MLB squad tips caps following Japan's no-no
TOKYO -- Upon selecting pitchers for his Japan All-Star Series roster, Samurai Japan manager Hiroki Kokubo delivered each of them packages of American baseballs. Kokubo's pitchers would be using Major League Baseball's firmer, slicker baseballs throughout the series, and he wanted Takahiro Norimoto and Co. to grow accustomed to the change.
Compare that style of preparation to what MLB players have endured during their Japan All-Star Series -- a trip halfway around the world, massive jet lag, aging stadium facilities and an off-field schedule that leaves precious little time to sleep -- and the circumstances behind Samurai Japan's combined no-hitter in a 4-0 win on Saturday begin to take shape.
"That's the difficulty of it," said Rays outfielder Ben Zobrist, who finished 0-for-4 against Norimoto and a group of three relievers in Japan All-Star Series Game 3. "We're not at our best right now, which unfortunately is probably why we're not playing as well as we could be. They're obviously geared up for this."
One of Japan's rising stars at age 23, Norimoto was "right on point" Saturday, in Zobrist's estimation. Dialing his fastball regularly into the upper-90s, Norimoto mixed in a breaking ball down in the zone to rack up six strikeouts over five perfect innings.
"That was a little bit out of the ordinary," Zobrist said. "The other guys were throwing 93 or so, but he got it up there a little bit more with his fastball. And he combined it. He threw offspeed pitches, too, and he threw them in the bottom of the zone. I didn't see much over the middle of the plate. I don't think anybody really did."
Even after Norimoto departed due to series pitch-count rules (the limit is 80), relievers Yuki Nishi, Kazuhisa Makita and Yuji Nishino flabbergasted MLB's hitters.
"They're killing us with breaking balls and splits," Indians first baseman Carlos Santana said. "I think they've dominated us with that."
Lucas Duda finally drew a leadoff walk to break up the perfect game in the sixth inning, and three other big leaguers reached base -- two of them also on walks and Robinson Cano on a hit-by-pitch that knocked him out for the rest of the Japan Series.
By the ninth inning, the Tokyo Dome's 46,084 fans were on their feet, screaming, cheering, some struggling to believe. When Samurai Japan second baseman Ryosuke Kikuchi made a diving stop to his left to rob Santana of a hit for the game's 26th out, the combined no-hitter seemed inevitable. When Justin Morneau hit a routine grounder to first base for the 27th, it became reality.

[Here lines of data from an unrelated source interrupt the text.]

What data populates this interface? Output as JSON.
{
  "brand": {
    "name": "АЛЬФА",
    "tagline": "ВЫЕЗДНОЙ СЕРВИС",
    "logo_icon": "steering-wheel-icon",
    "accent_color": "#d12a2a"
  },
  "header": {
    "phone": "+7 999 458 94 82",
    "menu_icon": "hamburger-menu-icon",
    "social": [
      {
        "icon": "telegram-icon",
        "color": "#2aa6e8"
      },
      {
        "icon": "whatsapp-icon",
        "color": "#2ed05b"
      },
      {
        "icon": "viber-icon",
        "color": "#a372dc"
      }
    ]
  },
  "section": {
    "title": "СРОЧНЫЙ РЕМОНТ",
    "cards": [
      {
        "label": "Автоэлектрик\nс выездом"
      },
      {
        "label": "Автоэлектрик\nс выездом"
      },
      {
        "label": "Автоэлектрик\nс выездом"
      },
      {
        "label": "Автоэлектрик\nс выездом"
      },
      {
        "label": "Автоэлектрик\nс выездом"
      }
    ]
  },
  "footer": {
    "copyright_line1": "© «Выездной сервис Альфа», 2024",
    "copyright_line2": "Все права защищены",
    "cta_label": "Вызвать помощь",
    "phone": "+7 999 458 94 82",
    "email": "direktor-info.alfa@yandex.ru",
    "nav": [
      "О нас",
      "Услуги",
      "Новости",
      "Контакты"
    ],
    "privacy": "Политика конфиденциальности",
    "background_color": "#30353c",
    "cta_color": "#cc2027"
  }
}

"It's too good to be true," Norimoto said in a statement. "I wanted to see how my pitches would work against MLB hitters. The fact [Motohiro] Shima was catching made me feel at ease, and I was able to perform as usual. The atmosphere at the ballpark was really nice. It was my best outing of my career."
It has already been a pretty decent career for Norimoto, who posted a 3.02 ERA in 202 2/3 innings this summer for Nippon Professional Baseball's Rakuten Golden Eagles. Along with Kenta Maeda, who won Game 1 of the Japan Series, and Shohei Otani, who will start Game 5 on Tuesday, Norimoto has established himself as one of Japan's most promising stars.
"The story tonight is the hit column with a zero in it," MLB manager John Farrell said. "Norimoto was outstanding. He was very efficient, a powerful fastball, and very good late action to both his split and his slider or cutter.
"He attacked the strike zone. When you have that power of 94-96 with some late action, he's a very difficult pitcher to face. Even in some fastball counts, he did an outstanding job of locating his fastball down at the bottom of the strike zone for a couple of called strikes to get back in the count. On a night like tonight, you tip your hat to a very good pitcher."
MLB has been doing little but hat tipping throughout the five-game Japan Series, which it officially lost by dropping each of the first three games. Though this entire series is an exhibition at its core, Duda noted that the shame of a no-hitter is still uncomfortable in any context. So while MLB's players have plenty of ready-made excuses at their disposal, they have shied away from leaning on them.
Instead, they have looked to Norimoto and a wave of American-baseball-wielding Japanese pitchers who have been even better than advertised.
"It's tough getting your timing back in one day, but hats off to them," outfielder Dexter Fowler said. "They pitched their butts off. We're trying the best we can."